La regia del film è la croce e la delizia dell’opera. Se da un lato grazie all’abilità di Cameron lo spettatore si immerge, letteralmente, insieme ai personaggi nel mare di Pandora vedendo con i propri occhi le meraviglie naturalistiche del pianeta; dall’altro, in alcune sezioni dell’opera, il regista sembra piacersi un po’ troppo e scade nel puro manierismo contribuendo a dare vita a quelli che a mio parere sono i due difetti principali del film: la durata e il ritmo. La pellicola dura 192 minuti, il che di per sé non costituisce un difetto, ma in questo tempo sono inseriti un numero esagerato di excursus, soprattutto a tema esplorativo, non necessari e che rallentano il film in modo sproporzionato. Durante il film, nonostante la meraviglia che ogni inquadratura suscita, si ha la sensazione di star assistendo a qualcosa di troppo diluito.

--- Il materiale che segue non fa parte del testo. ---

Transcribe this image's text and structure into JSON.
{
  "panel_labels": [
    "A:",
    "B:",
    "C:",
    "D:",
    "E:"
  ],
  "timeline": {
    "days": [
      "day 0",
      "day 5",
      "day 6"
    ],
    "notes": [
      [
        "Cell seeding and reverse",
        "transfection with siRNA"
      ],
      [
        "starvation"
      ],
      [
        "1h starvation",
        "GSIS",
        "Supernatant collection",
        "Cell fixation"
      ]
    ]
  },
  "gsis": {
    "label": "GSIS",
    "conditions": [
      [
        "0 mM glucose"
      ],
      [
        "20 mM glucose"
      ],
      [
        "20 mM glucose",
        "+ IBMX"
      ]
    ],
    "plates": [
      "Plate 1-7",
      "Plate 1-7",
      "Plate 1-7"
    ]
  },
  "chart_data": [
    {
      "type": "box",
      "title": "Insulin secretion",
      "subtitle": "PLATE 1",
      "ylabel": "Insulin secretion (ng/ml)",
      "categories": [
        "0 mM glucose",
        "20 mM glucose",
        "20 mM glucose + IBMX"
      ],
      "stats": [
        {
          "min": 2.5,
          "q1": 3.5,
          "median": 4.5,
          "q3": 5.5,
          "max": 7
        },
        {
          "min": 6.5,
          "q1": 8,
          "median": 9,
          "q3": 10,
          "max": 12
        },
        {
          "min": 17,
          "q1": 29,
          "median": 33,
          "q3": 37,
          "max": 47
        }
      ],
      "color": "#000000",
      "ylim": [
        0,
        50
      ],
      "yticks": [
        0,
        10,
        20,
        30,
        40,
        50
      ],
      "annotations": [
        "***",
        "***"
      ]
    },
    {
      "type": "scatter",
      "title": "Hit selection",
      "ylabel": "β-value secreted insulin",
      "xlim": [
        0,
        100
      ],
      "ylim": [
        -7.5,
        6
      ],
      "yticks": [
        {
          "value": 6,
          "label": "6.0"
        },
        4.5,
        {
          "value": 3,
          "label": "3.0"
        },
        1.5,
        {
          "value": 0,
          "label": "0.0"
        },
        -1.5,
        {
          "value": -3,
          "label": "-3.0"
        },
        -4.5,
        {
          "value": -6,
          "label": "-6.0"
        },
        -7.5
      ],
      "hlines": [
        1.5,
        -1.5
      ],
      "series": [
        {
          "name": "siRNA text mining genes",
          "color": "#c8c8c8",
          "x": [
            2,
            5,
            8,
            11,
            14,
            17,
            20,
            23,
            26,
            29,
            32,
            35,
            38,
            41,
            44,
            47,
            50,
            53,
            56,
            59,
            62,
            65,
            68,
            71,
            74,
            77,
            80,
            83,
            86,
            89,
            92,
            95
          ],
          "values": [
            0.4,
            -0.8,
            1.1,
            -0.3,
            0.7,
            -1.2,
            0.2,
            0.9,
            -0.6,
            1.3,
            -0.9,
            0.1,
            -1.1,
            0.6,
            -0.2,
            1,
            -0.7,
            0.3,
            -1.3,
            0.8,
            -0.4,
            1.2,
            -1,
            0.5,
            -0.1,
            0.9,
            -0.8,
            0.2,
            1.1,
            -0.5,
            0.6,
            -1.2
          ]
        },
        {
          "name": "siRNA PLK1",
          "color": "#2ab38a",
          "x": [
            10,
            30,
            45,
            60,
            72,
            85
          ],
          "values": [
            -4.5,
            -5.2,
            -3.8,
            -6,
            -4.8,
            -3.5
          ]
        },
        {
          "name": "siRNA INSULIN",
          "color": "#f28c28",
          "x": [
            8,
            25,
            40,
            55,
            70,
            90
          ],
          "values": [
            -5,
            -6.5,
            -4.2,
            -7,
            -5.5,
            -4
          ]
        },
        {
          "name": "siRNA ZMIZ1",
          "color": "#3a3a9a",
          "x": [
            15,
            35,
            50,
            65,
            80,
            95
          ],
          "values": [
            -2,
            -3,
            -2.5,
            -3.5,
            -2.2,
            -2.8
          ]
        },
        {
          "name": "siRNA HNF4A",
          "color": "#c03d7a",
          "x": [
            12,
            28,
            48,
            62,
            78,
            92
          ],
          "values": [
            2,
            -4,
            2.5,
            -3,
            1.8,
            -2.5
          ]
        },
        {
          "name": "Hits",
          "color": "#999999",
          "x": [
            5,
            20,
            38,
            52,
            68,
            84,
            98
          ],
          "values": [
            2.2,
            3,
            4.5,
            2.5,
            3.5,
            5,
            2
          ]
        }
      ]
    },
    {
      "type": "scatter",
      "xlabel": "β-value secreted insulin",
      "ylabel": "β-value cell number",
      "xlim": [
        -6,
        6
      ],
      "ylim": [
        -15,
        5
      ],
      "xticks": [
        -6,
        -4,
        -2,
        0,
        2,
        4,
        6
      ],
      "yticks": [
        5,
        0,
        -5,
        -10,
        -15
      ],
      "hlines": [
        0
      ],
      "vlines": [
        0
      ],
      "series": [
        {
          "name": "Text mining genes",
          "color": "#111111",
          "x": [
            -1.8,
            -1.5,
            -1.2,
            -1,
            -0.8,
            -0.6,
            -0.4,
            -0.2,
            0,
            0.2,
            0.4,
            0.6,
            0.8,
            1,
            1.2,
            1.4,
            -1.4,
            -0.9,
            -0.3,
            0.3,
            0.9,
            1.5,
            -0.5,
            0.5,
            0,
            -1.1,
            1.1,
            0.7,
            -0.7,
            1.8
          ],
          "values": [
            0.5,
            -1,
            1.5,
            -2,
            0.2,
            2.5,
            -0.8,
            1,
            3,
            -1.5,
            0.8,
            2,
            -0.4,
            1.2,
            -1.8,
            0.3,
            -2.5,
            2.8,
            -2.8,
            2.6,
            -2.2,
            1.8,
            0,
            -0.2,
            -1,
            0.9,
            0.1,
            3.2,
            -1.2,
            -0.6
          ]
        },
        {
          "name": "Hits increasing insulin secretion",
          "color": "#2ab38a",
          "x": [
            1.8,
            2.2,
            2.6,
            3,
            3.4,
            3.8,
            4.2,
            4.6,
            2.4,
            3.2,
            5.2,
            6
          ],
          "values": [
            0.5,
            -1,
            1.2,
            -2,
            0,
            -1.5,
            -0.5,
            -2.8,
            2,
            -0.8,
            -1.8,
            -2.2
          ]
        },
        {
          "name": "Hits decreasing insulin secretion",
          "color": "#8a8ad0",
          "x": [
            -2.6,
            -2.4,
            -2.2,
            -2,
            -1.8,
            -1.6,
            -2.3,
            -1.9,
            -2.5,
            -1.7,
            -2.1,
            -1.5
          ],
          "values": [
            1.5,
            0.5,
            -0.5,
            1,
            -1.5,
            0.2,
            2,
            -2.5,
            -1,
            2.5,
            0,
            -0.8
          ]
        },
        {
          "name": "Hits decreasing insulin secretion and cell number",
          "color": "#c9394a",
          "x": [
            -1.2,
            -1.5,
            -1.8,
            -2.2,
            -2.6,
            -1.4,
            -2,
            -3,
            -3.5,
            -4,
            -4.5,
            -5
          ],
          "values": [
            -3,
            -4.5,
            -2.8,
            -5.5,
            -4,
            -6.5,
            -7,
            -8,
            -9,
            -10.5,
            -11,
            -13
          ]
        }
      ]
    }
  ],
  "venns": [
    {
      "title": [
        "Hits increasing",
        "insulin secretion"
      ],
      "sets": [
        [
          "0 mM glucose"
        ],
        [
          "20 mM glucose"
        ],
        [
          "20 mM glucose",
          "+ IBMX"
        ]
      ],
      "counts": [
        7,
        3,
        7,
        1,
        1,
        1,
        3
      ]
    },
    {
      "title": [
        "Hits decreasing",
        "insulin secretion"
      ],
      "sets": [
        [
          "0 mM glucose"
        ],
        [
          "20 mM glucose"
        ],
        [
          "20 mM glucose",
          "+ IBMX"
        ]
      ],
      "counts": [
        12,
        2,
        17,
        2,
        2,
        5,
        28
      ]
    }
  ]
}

Al netto di ciò però va riconosciuta l’estrema abilità di Cameron di mettere in scena un mondo straordinario come quello immaginato da lui stesso.

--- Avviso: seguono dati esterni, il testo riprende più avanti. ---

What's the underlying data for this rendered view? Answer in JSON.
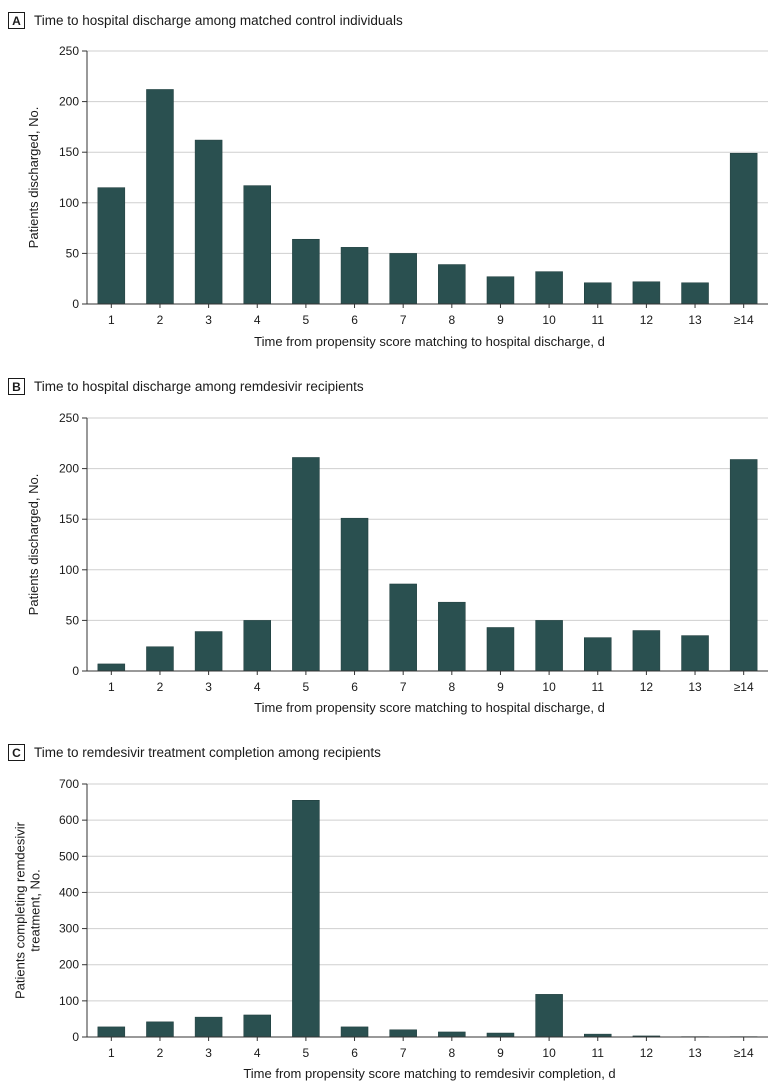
{
  "colors": {
    "bar": "#2a5050",
    "grid": "#cfcfcf",
    "axis": "#333333"
  },
  "chart_data": [
    {
      "type": "bar",
      "panel_label": "A",
      "title": "Time to hospital discharge among matched control individuals",
      "categories": [
        "1",
        "2",
        "3",
        "4",
        "5",
        "6",
        "7",
        "8",
        "9",
        "10",
        "11",
        "12",
        "13",
        "≥14"
      ],
      "values": [
        115,
        212,
        162,
        117,
        64,
        56,
        50,
        39,
        27,
        32,
        21,
        22,
        21,
        149
      ],
      "xlabel": "Time from propensity score matching to hospital discharge, d",
      "ylabel": [
        "Patients discharged, No."
      ],
      "ylim": [
        0,
        250
      ],
      "yticks": [
        0,
        50,
        100,
        150,
        200,
        250
      ],
      "grid": true
    },
    {
      "type": "bar",
      "panel_label": "B",
      "title": "Time to hospital discharge among remdesivir recipients",
      "categories": [
        "1",
        "2",
        "3",
        "4",
        "5",
        "6",
        "7",
        "8",
        "9",
        "10",
        "11",
        "12",
        "13",
        "≥14"
      ],
      "values": [
        7,
        24,
        39,
        50,
        211,
        151,
        86,
        68,
        43,
        50,
        33,
        40,
        35,
        209
      ],
      "xlabel": "Time from propensity score matching to hospital discharge, d",
      "ylabel": [
        "Patients discharged, No."
      ],
      "ylim": [
        0,
        250
      ],
      "yticks": [
        0,
        50,
        100,
        150,
        200,
        250
      ],
      "grid": true
    },
    {
      "type": "bar",
      "panel_label": "C",
      "title": "Time to remdesivir treatment completion among recipients",
      "categories": [
        "1",
        "2",
        "3",
        "4",
        "5",
        "6",
        "7",
        "8",
        "9",
        "10",
        "11",
        "12",
        "13",
        "≥14"
      ],
      "values": [
        28,
        42,
        55,
        61,
        655,
        28,
        20,
        14,
        11,
        118,
        8,
        3,
        1,
        1
      ],
      "xlabel": "Time from propensity score matching to remdesivir completion, d",
      "ylabel": [
        "Patients completing remdesivir",
        "treatment, No."
      ],
      "ylim": [
        0,
        700
      ],
      "yticks": [
        0,
        100,
        200,
        300,
        400,
        500,
        600,
        700
      ],
      "grid": true
    }
  ]
}
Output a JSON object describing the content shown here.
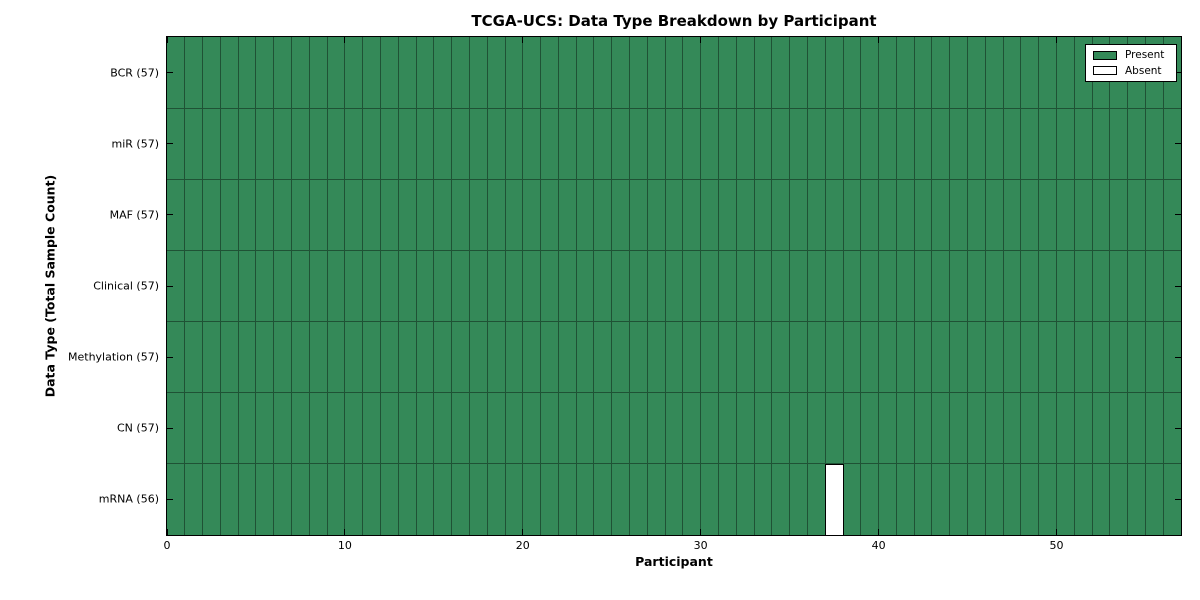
{
  "chart_data": {
    "type": "heatmap",
    "title": "TCGA-UCS: Data Type Breakdown by Participant",
    "xlabel": "Participant",
    "ylabel": "Data Type (Total Sample Count)",
    "x_ticks": [
      0,
      10,
      20,
      30,
      40,
      50
    ],
    "x_range": [
      0,
      57
    ],
    "n_participants": 57,
    "rows": [
      {
        "label": "BCR (57)",
        "data_type": "BCR",
        "present_count": 57,
        "absent_participants": []
      },
      {
        "label": "miR (57)",
        "data_type": "miR",
        "present_count": 57,
        "absent_participants": []
      },
      {
        "label": "MAF (57)",
        "data_type": "MAF",
        "present_count": 57,
        "absent_participants": []
      },
      {
        "label": "Clinical (57)",
        "data_type": "Clinical",
        "present_count": 57,
        "absent_participants": []
      },
      {
        "label": "Methylation (57)",
        "data_type": "Methylation",
        "present_count": 57,
        "absent_participants": []
      },
      {
        "label": "CN (57)",
        "data_type": "CN",
        "present_count": 57,
        "absent_participants": []
      },
      {
        "label": "mRNA (56)",
        "data_type": "mRNA",
        "present_count": 56,
        "absent_participants": [
          37
        ]
      }
    ],
    "legend": {
      "position": "upper-right",
      "entries": [
        {
          "label": "Present",
          "color": "#348958"
        },
        {
          "label": "Absent",
          "color": "#ffffff"
        }
      ]
    },
    "colors": {
      "present": "#348958",
      "absent": "#ffffff",
      "cell_separator": "#1f5235",
      "axis": "#000000"
    },
    "grid": true
  }
}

Il regista non esita a servirsi di sue esperienze pregresse e sue personali passioni, come ad esempio l’esplorazione sottomarina (il canadese infatti, oltre ad aver diretto diversi documentari a tema sottomarino, ha anche effettuato un’immersione in solitaria nella Fossa delle Marianne, raggiungendo il punto più basso mai esplorato) e non esita nemmeno a citarsi: l’ultima sezione che mostra su schermo un’enorme barca affondare è un diretto richiamo al suo “Titanic”. James Cameron è a tutti gli effetti un autore con gli onori e oneri che questa parola si porta dietro.
“Avatar – La via dell’acqua” è un film mastodontico, che nonostante i suoi vasti e numerosi difetti, riesce a meravigliare e incuriosire ad ogni inquadratura e tiene incollati gli occhi dello spettatore allo schermo… purché sia visto su uno schermo adeguato.